Ich hoffe das es für die Leser auch interessant ist und das ich evtl. auch noch einige Dinge in Erfahrung bringen kann.

Was ich weiß:

Mein Opa (Jahrgang 1912) war vom 30.10.1939 bis 29.09.1940 bei der 1./N.A. 196 in Bergen bei Hannover. Er maschierte mit seinen Jungs nach Frankreich und ärgerte sich das er zu spät einberufen wurde und das "alles" schon vorbei war wenn seine Kompanie ankam.
(zu diesem Zeitpunkt dachte ich: Oh, mann, was hattest du nur für einen fanatischen Opa)
Er bewunderte die deutsche Luftwaffe und schrieb das auch in einem Tagebuch bzw. in einem Brief an seine Verlobte nieder durch ein bekanntes Zitat: "Wenn Göhrings Luftwaffe fliegt müssen die Spatzen zu Fuß gehn"

Naja,...das sollte sich bald ändern.

Wiedereinberufung kam am 19.06.1942. Da war er bei der 4./N.E.A. 33, ab 08.09.1942 bei der 1./N.A.72 an der Ostfront.
Feldpostnummer 34183

Am 17.02.1944 fiel mein Großvater als Unteroffizier bei der Kesselschlacht um Tscherkassy durch einen Panzervolltreffer.

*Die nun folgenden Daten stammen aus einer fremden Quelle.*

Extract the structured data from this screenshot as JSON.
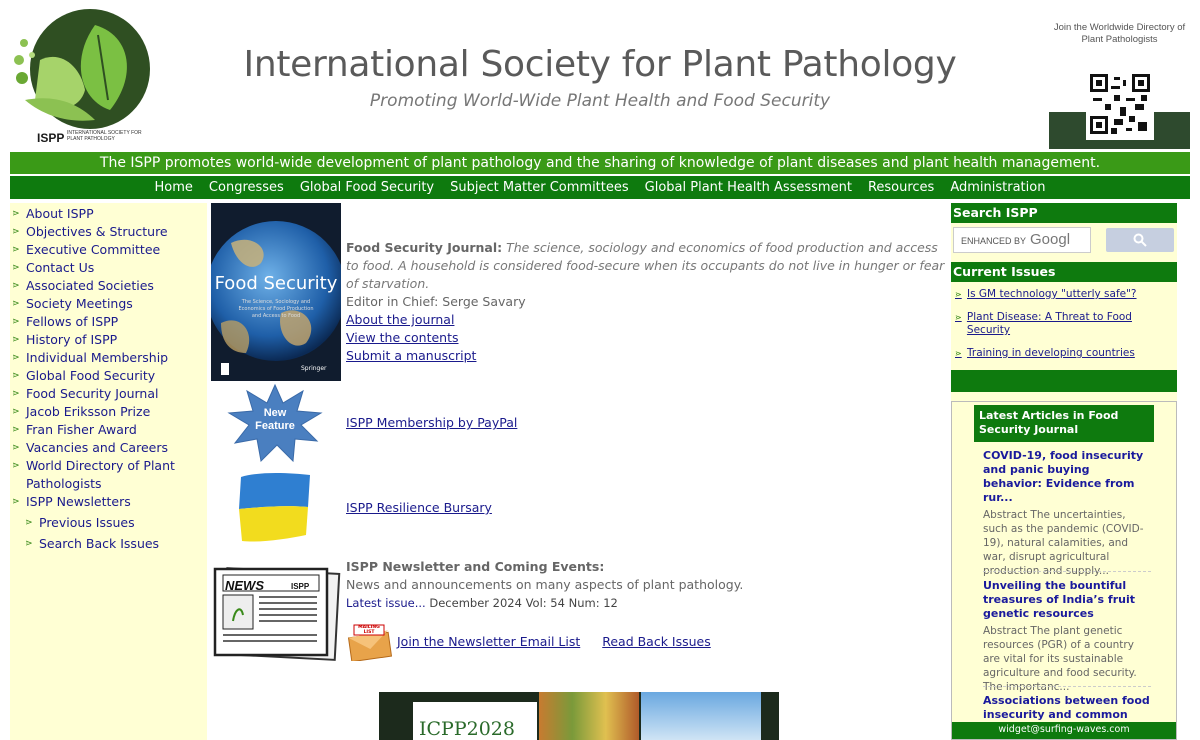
{
  "header": {
    "logo_abbr": "ISPP",
    "logo_fullname": "INTERNATIONAL SOCIETY FOR PLANT PATHOLOGY",
    "title": "International Society for Plant Pathology",
    "tagline": "Promoting World-Wide Plant Health and Food Security",
    "qr_caption": "Join the Worldwide Directory of Plant Pathologists"
  },
  "banner": "The ISPP promotes world-wide development of plant pathology and the sharing of knowledge of plant diseases and plant health management.",
  "nav": [
    "Home",
    "Congresses",
    "Global Food Security",
    "Subject Matter Committees",
    "Global Plant Health Assessment",
    "Resources",
    "Administration"
  ],
  "sidebar": {
    "items": [
      "About ISPP",
      "Objectives & Structure",
      "Executive Committee",
      "Contact Us",
      "Associated Societies",
      "Society Meetings",
      "Fellows of ISPP",
      "History of ISPP",
      "Individual Membership",
      "Global Food Security",
      "Food Security Journal",
      "Jacob Eriksson Prize",
      "Fran Fisher Award",
      "Vacancies and Careers",
      "World Directory of Plant Pathologists",
      "ISPP Newsletters"
    ],
    "sub_items": [
      "Previous Issues",
      "Search Back Issues"
    ]
  },
  "journal": {
    "cover_title": "Food Security",
    "cover_subtitle": "The Science, Sociology and Economics of Food Production and Access to Food",
    "cover_publisher": "Springer",
    "label": "Food Security Journal:",
    "desc": "The science, sociology and economics of food production and access to food. A household is considered food-secure when its occupants do not live in hunger or fear of starvation.",
    "editor": "Editor in Chief: Serge Savary",
    "links": [
      "About the journal",
      "View the contents",
      "Submit a manuscript"
    ]
  },
  "membership": {
    "badge_line1": "New",
    "badge_line2": "Feature",
    "link": "ISPP Membership by PayPal"
  },
  "bursary": {
    "link": "ISPP Resilience Bursary"
  },
  "newsletter": {
    "title": "ISPP Newsletter and Coming Events:",
    "desc": "News and announcements on many aspects of plant pathology.",
    "latest_label": "Latest issue...",
    "latest_info": "December  2024  Vol: 54  Num: 12",
    "image_text": "NEWS",
    "image_brand": "ISPP",
    "mailing_badge": "MAILING LIST",
    "join_link": "Join the Newsletter Email List",
    "back_link": "Read Back Issues"
  },
  "congress_banner": "ICPP2028",
  "right": {
    "search_heading": "Search ISPP",
    "search_enhanced": "ENHANCED BY",
    "search_google": "Googl",
    "issues_heading": "Current Issues",
    "issues": [
      "Is GM technology \"utterly safe\"?",
      "Plant Disease: A Threat to Food Security",
      "Training in developing countries"
    ],
    "widget_heading": "Latest Articles in Food Security Journal",
    "articles": [
      {
        "title": "COVID-19, food insecurity and panic buying behavior: Evidence from rur...",
        "abstract": "Abstract The uncertainties, such as the pandemic (COVID-19), natural calamities, and war, disrupt agricultural production and supply..."
      },
      {
        "title": "Unveiling the bountiful treasures of India’s fruit genetic resources",
        "abstract": "Abstract The plant genetic resources (PGR) of a country are vital for its sustainable agriculture and food security. The importanc..."
      },
      {
        "title": "Associations between food insecurity and common mental",
        "abstract": ""
      }
    ],
    "widget_footer": "widget@surfing-waves.com"
  },
  "colors": {
    "green_dark": "#0e7a0e",
    "green_banner": "#3a9a17",
    "sidebar_bg": "#ffffd4",
    "link": "#1a1a8c"
  }
}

Sein Sohn war damals 2 1/2 Jahre.


Soweit der Hergang und ein Auszug aus dem Soldatenleben meines Opas.

Die meisten Informationen habe ich aus ungefähr 150 Feldpostbriefen an meine Oma gerichtet und die Zeit von 1939 bis 1940 aus einem Gedenkbuch.
bei diesem Gedenkbuch stellen sich mir Fragen.
Auf dem Umschlag, in Leinen, steht Gedenkbuch mit einem SS-Symbol. Auch schreibt er, das er von der SS angeworben wurde bzw. die SS ihn angefordert hat. Seine Kompanie hat ihn aber wohl nicht freigegeben. Allerdings erscheint in einem Brief an seine Verlobte, meine Oma, das sie sich nicht wundern soll, das meine opa auf einem Foto eine SS Uniform trägt, das hätte nichts zu bedeuten.

Da stellen sich mir Fragen: Es kann ja Sein das er dieses Buch durch Zufall bekommen hat und sich dachte, dann nehme ich einfach das, anstatt eine neues zu kaufen oder es hat einen anderen Hintergrund.

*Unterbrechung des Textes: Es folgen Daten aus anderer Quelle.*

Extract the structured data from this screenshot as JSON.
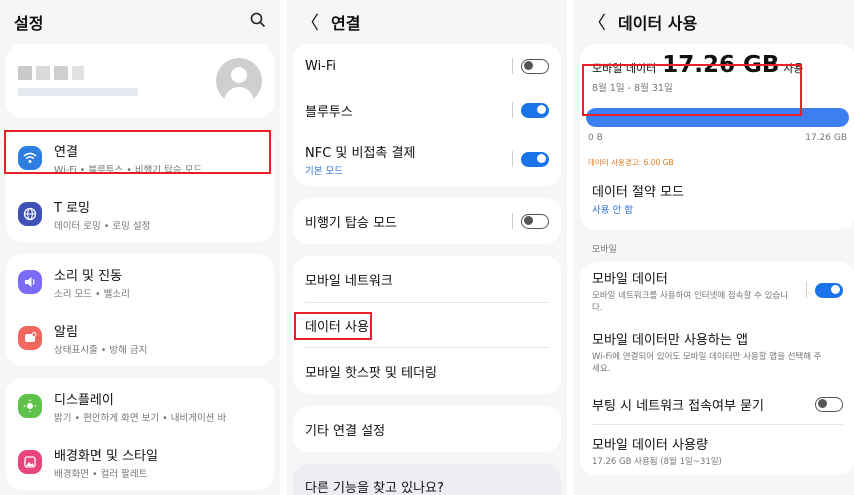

War es üblich das die Wehrmacht unter bestimmten Bedingungen auch mit SS Uniformen ausgestattet wurde? (kann ich mir zwar nicht denken)


Bei der WaST habe ich 2006 schon mal eine Anfrage gestartet um auch den Werdegang von 1942 bis 17.Febr. 1944 zu erfahren. Leider mit mäßigen Erfolg, da Soldbuch, Wehrpass, Stammrolle dort nicht vorliegen und vermutlich durch Kriegeinwirkung verloren gegangen sind.

Auch eine Anfrage beim Suchdienst des DRK blieb, bis auf eine Aufschlüsselung des Werdegangs des 72. Infr.Reg. erfolglos. UNd auch die Kriegsgräberfürsorge brachet mich nicht weiter.

Meine abschliessende Frage wäre: Gibt es noch andere Stellen an die man sich wenden kann und die ggf. auch Unterlagen haben?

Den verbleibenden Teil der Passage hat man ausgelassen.